TUKAR MENUKAR UANG MENJELANG HARI RAYA
Penukaran uang dalam satu mata uang namun dengan nilai yang tidak sama adalah
bagian dari riba. Meski pun bentuk fisiknya beda, tapi nilainya teap sama. Maka
uang pecahan seratus ribu ditukar kalau mau ditukar dengan uang ribuan, nilainya harus sama. Tidak boleh berbeda walau hanya satu rupiah pun. Sebab khusus dalam tukar menukar uang dalam satu mata uang, tidak boleh ada perbedaan nilai.
Pengertian riba menurut Islam secara lebih rinci diuraikan oleh seorang fakih masyhur, Ibn Rushd (al-hafid), dalam kitabnya Bidaya al-Mujtahid, Bab Perdagangan. Ibn Rushd mengkategorisasikan sumber riba ke dalam delapan jenis transaksi:
(1) Transaksi yang dicirikan dengan suatu pernyataan ’Beri saya kelonggaran [dalam pelunasan] dan saya akan tambahkan [jumlah pengembaliannya];
(2) Penjualan dengan penambahan yang terlarang;
(3) Penjualan dengan penundaan pembayaran yang terlarang;
(4) penjualan yang dicampuraduk dengan utang;
(5) penjualan emas dan barang dagangan untuk emas;
(6) pengurangan jumlah sebagai imbalan atas penyelesaian yang cepat;
(7) penjualan produk pangan yang belum sepenuhnya diterima;
(8) atau penjualan yang dicampuraduk dengan pertukaran uang.
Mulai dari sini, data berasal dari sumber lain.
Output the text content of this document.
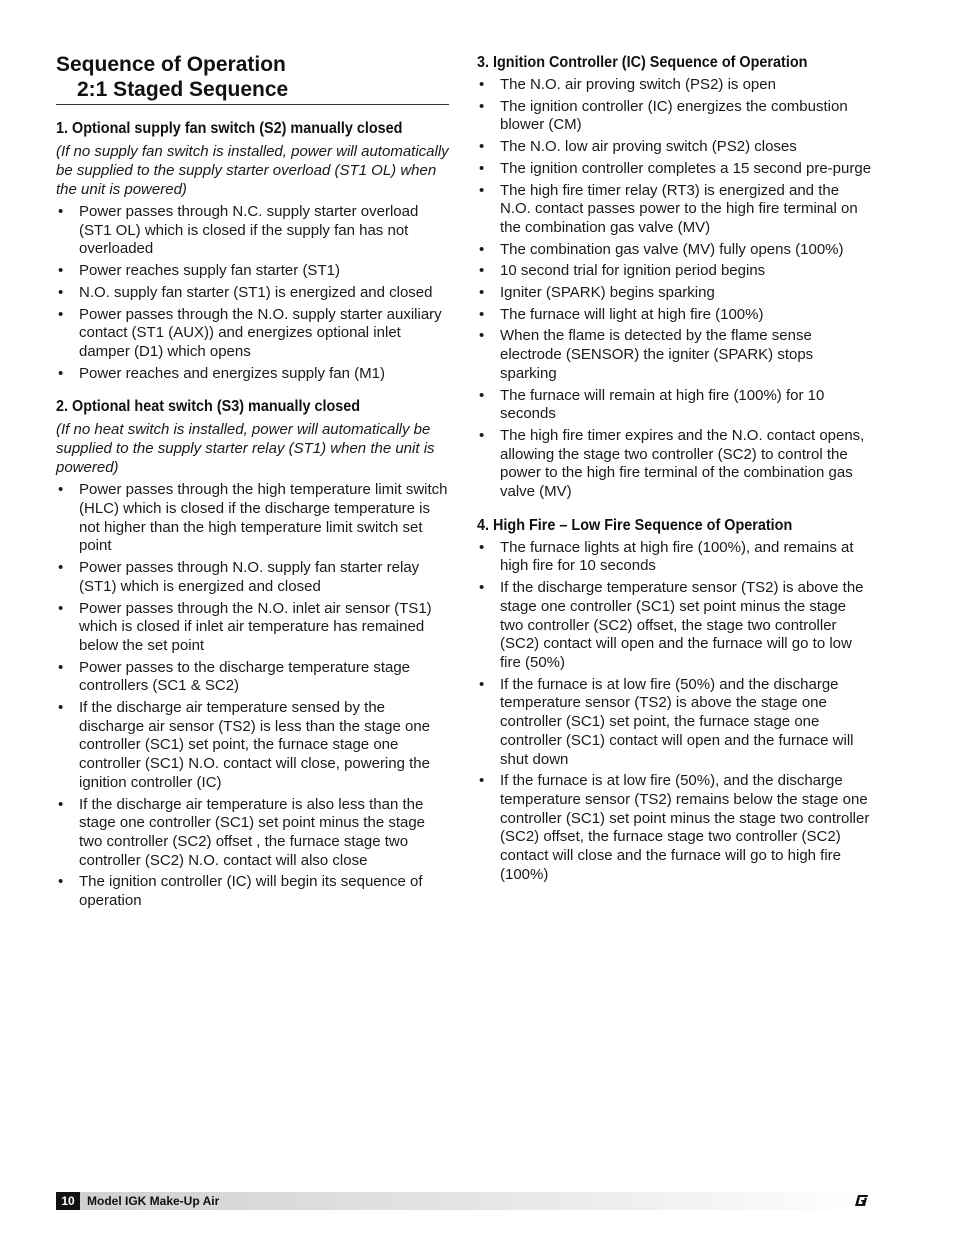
Sequence of Operation
2:1 Staged Sequence
1. Optional supply fan switch (S2) manually closed
(If no supply fan switch is installed, power will automatically be supplied to the supply starter overload (ST1 OL) when the unit is powered)
• Power passes through N.C. supply starter overload (ST1 OL) which is closed if the supply fan has not overloaded
• Power reaches supply fan starter (ST1)
• N.O. supply fan starter (ST1) is energized and closed
• Power passes through the N.O. supply starter auxiliary contact (ST1 (AUX)) and energizes optional inlet damper (D1) which opens
• Power reaches and energizes supply fan (M1)
2. Optional heat switch (S3) manually closed
(If no heat switch is installed, power will automatically be supplied to the supply starter relay (ST1) when the unit is powered)
• Power passes through the high temperature limit switch (HLC) which is closed if the discharge temperature is not higher than the high temperature limit switch set point
• Power passes through N.O. supply fan starter relay (ST1) which is energized and closed
• Power passes through the N.O. inlet air sensor (TS1) which is closed if inlet air temperature has remained below the set point
• Power passes to the discharge temperature stage controllers (SC1 & SC2)
• If the discharge air temperature sensed by the discharge air sensor (TS2) is less than the stage one controller (SC1) set point, the furnace stage one controller (SC1) N.O. contact will close, powering the ignition controller (IC)
• If the discharge air temperature is also less than the stage one controller (SC1) set point minus the stage two controller (SC2) offset , the furnace stage two controller (SC2) N.O. contact will also close
• The ignition controller (IC) will begin its sequence of operation
3. Ignition Controller (IC) Sequence of Operation
• The N.O. air proving switch (PS2) is open
• The ignition controller (IC) energizes the combustion blower (CM)
• The N.O. low air proving switch (PS2) closes
• The ignition controller completes a 15 second pre-purge
• The high fire timer relay (RT3) is energized and the N.O. contact passes power to the high fire terminal on the combination gas valve (MV)
• The combination gas valve (MV) fully opens (100%)
• 10 second trial for ignition period begins
• Igniter (SPARK) begins sparking
• The furnace will light at high fire (100%)
• When the flame is detected by the flame sense electrode (SENSOR) the igniter (SPARK) stops sparking
• The furnace will remain at high fire (100%) for 10 seconds
• The high fire timer expires and the N.O. contact opens, allowing the stage two controller (SC2) to control the power to the high fire terminal of the combination gas valve (MV)
4. High Fire – Low Fire Sequence of Operation
• The furnace lights at high fire (100%), and remains at high fire for 10 seconds
• If the discharge temperature sensor (TS2) is above the stage one controller (SC1) set point minus the stage two controller (SC2) offset, the stage two controller (SC2) contact will open and the furnace will go to low fire (50%)
• If the furnace is at low fire (50%) and the discharge temperature sensor (TS2) is above the stage one controller (SC1) set point, the furnace stage one controller (SC1) contact will open and the furnace will shut down
• If the furnace is at low fire (50%), and the discharge temperature sensor (TS2) remains below the stage one controller (SC1) set point minus the stage two controller (SC2) offset, the furnace stage two controller (SC2) contact will close and the furnace will go to high fire (100%)
10	Model IGK Make-Up Air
Perlu diketahui bahwa Ibn Rushd menuliskan Bidayat al-Mujtahid dengan menganalisis berbagai pendapat para imam dari keempat madhhab utama. Dalam formulasi sederhananya Ibn Rushd menggolongkan kemungkinan munculnya riba dalam perdagangan di atas ke dalam dua jenis:
(1) Penundaan pembayaran (riba nasi’ah); dan
(2) Perbedaan nilai (riba tafadul).
Riba yang pertama, al nasi’ah, merujuk pada selisih waktu; dan riba yang kedua, tafadul atau al-fadl , merujuk pada selisih nilai. Dengan dua jenis sumber riba ini, Ibn Rushd merumuskan adanya empat kemungkinan:
1. Hal-hal yang pada keduanya, baik penundaan maupun perbedaan, dilarang adanya.
2. Hal-hal yang padanya dibolehkan ada perbedaan tetapi dilarang ada penundaan.
3. Hal-hal yang pada keduanya, baik penundaan maupun perbedaan, diperbolehkan adanya.
4. Hal-hal (yang dipertukarkan) yang terdiri atas satu jenis (genus) yang sama (semisal pertukaran uang, sewa-menyewa, dan utang-piutang).
Rumusan di atas menunjukkan bahwa istilah penundaan maupun perbedaan nilai (penambahan) digunakan di dalam fikih untuk hal-hal baik yang bisa dibenarkan maupun tidak, tergantung kepada jenis transaksi dan barang yang ditransaksikan. Ini bermakna bahwa:
a) Dalam suatu transaksi yang mengandung unsur penundaan yang dilarang timbul riba yang termasuk riba al nasi’ah.
b) Dalam transaksi yang mengandung unsur penambahan yang dilarang timbul riba yang termasuk riba al-fadl.
c) Dalam suatu transaksi yang mengandung keduanya berarti timbul riba yang merupakan riba al-nasi’ah dan riba al-fadl sekaligus.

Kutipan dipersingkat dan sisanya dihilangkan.